Apparently feeling the pressure and reluctant to have Kucinich raise impeachment on a weekly basis, Pelosi told the media that she expected the Judiciary Committee to consider the matter this time, at least in some half-way sort-of-impeachment hearing. Kucinich held a press conference on Thursday at which he said that what he wants is an opportunity to present his proposals to the Judiciary Committee.

Imagine, for the sake of argument, that Kucinich gets what he's asking for or that Pelosi follows through on her statement in one way or another. The public pressure that has been building for over three years will have achieved a victory. The work of Judiciary Committee members led by Robert Wexler lobbying Chairman John Conyers to begin impeachment hearings will have contributed. But the proximate cause of Pelosi's restoration of impeachment to our public table will have been Kucinich's willingness to introduce impeachment resolutions.

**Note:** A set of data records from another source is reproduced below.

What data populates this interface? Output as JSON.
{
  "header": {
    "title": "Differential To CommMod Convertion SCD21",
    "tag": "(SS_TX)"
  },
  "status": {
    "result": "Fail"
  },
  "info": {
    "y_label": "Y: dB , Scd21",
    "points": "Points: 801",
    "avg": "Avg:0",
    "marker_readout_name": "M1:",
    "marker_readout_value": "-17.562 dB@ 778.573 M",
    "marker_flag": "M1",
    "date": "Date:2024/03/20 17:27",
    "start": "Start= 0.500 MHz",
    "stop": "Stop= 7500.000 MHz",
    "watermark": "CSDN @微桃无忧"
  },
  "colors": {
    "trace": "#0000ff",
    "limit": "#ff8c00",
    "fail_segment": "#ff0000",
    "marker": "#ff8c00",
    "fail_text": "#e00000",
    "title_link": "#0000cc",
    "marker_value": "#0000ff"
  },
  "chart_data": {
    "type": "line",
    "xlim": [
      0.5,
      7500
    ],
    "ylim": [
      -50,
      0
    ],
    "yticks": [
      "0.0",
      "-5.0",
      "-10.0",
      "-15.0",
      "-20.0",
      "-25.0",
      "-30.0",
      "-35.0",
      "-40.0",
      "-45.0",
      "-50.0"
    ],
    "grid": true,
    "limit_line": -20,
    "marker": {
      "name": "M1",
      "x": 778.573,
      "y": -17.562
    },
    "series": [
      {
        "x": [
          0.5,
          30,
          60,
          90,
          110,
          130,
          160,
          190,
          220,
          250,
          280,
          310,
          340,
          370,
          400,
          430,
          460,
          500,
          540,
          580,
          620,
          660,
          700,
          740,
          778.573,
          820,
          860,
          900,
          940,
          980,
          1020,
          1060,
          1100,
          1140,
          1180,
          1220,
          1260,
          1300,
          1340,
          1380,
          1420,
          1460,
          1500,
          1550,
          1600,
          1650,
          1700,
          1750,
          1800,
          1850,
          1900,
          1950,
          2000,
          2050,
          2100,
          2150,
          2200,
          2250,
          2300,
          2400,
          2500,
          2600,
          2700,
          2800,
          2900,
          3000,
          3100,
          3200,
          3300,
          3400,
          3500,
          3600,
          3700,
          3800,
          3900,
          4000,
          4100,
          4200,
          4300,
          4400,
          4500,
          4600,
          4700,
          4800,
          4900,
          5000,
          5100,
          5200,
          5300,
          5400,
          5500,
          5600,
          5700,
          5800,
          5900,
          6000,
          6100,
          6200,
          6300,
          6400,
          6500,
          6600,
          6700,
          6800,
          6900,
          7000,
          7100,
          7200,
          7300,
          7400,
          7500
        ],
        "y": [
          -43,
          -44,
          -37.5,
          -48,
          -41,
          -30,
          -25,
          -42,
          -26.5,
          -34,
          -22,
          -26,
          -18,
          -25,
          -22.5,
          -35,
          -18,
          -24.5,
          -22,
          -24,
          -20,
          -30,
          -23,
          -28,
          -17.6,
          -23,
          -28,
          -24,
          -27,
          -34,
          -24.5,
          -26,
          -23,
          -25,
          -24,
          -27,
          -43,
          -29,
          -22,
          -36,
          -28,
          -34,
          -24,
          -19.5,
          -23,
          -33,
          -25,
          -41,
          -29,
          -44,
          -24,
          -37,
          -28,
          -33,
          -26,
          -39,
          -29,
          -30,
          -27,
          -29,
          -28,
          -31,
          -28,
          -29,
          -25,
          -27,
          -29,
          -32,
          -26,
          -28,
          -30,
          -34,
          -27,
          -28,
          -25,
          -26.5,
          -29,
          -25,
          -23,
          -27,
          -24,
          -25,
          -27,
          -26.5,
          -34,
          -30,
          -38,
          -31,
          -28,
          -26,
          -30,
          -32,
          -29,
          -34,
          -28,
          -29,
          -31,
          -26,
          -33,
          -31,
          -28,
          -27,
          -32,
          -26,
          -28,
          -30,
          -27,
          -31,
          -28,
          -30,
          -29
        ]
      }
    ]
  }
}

What, one has to wonder, would happen if other members of Congress, perhaps beginning with Wexler, were to introduce their own resolutions, with or without cosponsors, with or without forcing votes on the floor of the House. What if each of the dozens of members who have signed onto Kucinich's resolution and Wexler's letter, or to Conyers' own resolution in the last Congress, or who otherwise profess to support impeachment -- what if each of them were to introduce a resolution each week until Pelosi and Conyers granted them, too, a committee hearing? How many such hearings would have to happen before a full-blown impeachment hearing was begun?